Pemberi kerja mungkin menyukai AI generatif—sampai seorang karyawan menempelkan data keuangan internal atau kode kepemilikan ke ChatGPT, Claude, atau Gemini, dan rahasia perusahaan melayang ke cloud.
Cloudflare, yang teknologinya mendukung hampir 20% web, hari ini meluncurkan pengawasan AI ke dalam platform keamanan perusahaan mereka, Cloudflare One. Fitur ini memberikan tim TI visibilitas instan tentang siapa yang berinteraksi dengan AI—dan apa yang diam-diam mereka berikan. Perusahaan memposisikan ini sebagai semacam mata sinar-X untuk penggunaan AI generatif oleh karyawan, yang terintegrasi dalam dasbor yang sudah digunakan oleh tim TI.
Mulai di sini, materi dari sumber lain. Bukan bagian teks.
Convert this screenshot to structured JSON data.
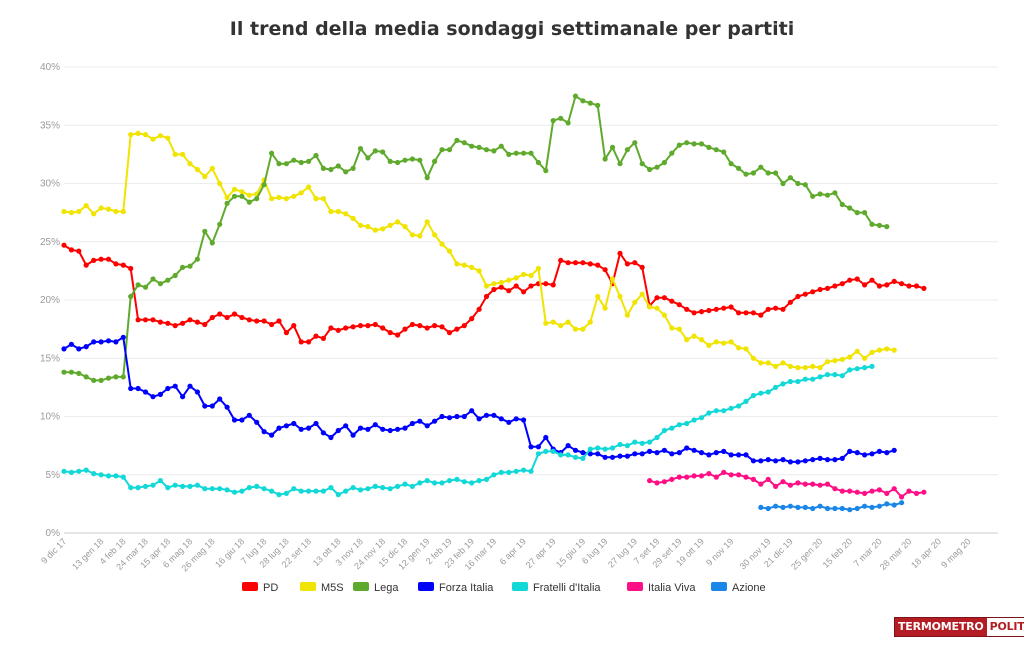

“Admin sekarang dapat menjawab pertanyaan seperti: Apa yang dilakukan karyawan kami di ChatGPT? Data apa yang diunggah dan digunakan di Claude? Apakah Gemini dikonfigurasi dengan benar di Google Workspace?” kata perusahaan dalam postingan blognya.
Cloudflare mengatakan bahwa tiga dari empat karyawan menggunakan ChatGPT, Claude, atau Gemini di tempat kerja untuk segala hal mulai dari pengeditan teks dan pengolahan data hingga debugging dan desain. Masalahnya adalah data sensitif biasanya menghilang ke dalam alat AI tanpa meninggalkan jejak. Produk Cloudflare terintegrasi di tingkat API dan memindai unggahan yang mencurigakan.
Menurut perusahaan, satu prompt nakal dapat langsung melatih model eksternal dengan data rahasia Anda, yang kemudian hilang selamanya.
Pesaing yang lebih besar di ruang keamanan perusahaan—seperti Zscaler dan Palo Alto Networks—juga menawarkan pengawasan AI. Cloudflare mengklaim bahwa yang membedakan Cloudflare One adalah model hybrid tanpa agen. Ini menggabungkan pemindaian API out-of-band (untuk posture, konfigurasi, dan kebocoran data) dengan kontrol prompt inline yang ditegakkan di edge di seluruh ChatGPT, Claude, dan Gemini—semua tanpa memerlukan instalasi perangkat lunak di endpoint.
Cloudflare sejak lama memposisikan dirinya sebagai penyedia infrastruktur netral konten—bukan moderator—yang berarti mereka umumnya menahan diri untuk tidak mengawasi apa yang diterbitkan kliennya, kecuali diperintahkan oleh hukum. Sikap ini sudah ada lebih dari satu dekade: CEO Matthew Prince menekankan bahwa Cloudflare bukan platform hosting dan tidak menentukan konten apa yang diperbolehkan; sebaliknya, mereka hanya memastikan bahwa situs web—terlepas dari ideologinya—tetap online dan terlindungi.
Pendekatan “absolutis kebebasan berbicara” ini telah menarik perhatian. Para kritikus mencatat bahwa Cloudflare telah memungkinkan situs yang penuh kebencian, ekstremis, atau berbahaya lainnya tetap dapat diakses—seringkali hanya karena tidak ada permintaan otoritatif untuk menghapusnya. Studi Stanford tahun 2022 menemukan bahwa Cloudflare secara tidak proporsional melayani situs web misinformasi dibandingkan dengan pangsa lalu lintas internet secara keseluruhan.
Namun, ada beberapa pengecualian langka. Pada 2017, Cloudflare menghentikan layanan untuk situs supremasi kulit putih The Daily Stormer—sebuah langkah kontroversial, yang diambil hanya setelah situs tersebut secara salah mengklaim Cloudflare diam-diam berbagi keyakinan pro-Nazi. Prince kemudian menggambarkan keputusan itu sebagai pengecualian yang enggan, diambil di bawah tekanan yang memaksa mereka keluar dari kebijakan netralitas.
Demikian pula, pada 2019, Cloudflare memutuskan hubungan dengan 8chan setelah dikaitkan dengan penembakan massal, mengakui bahwa komunitas tersebut telah menjadi sangat tidak terkendali.
Baru-baru ini, pada 2022, Cloudflare akhirnya menarik dukungan dari Kiwi Farms di tengah meningkatnya pelecehan, doxxing, dan ancaman terhadap nyawa manusia. Penutupan itu terjadi setelah tekanan dari aktivis dan laporan kekerasan yang meningkat.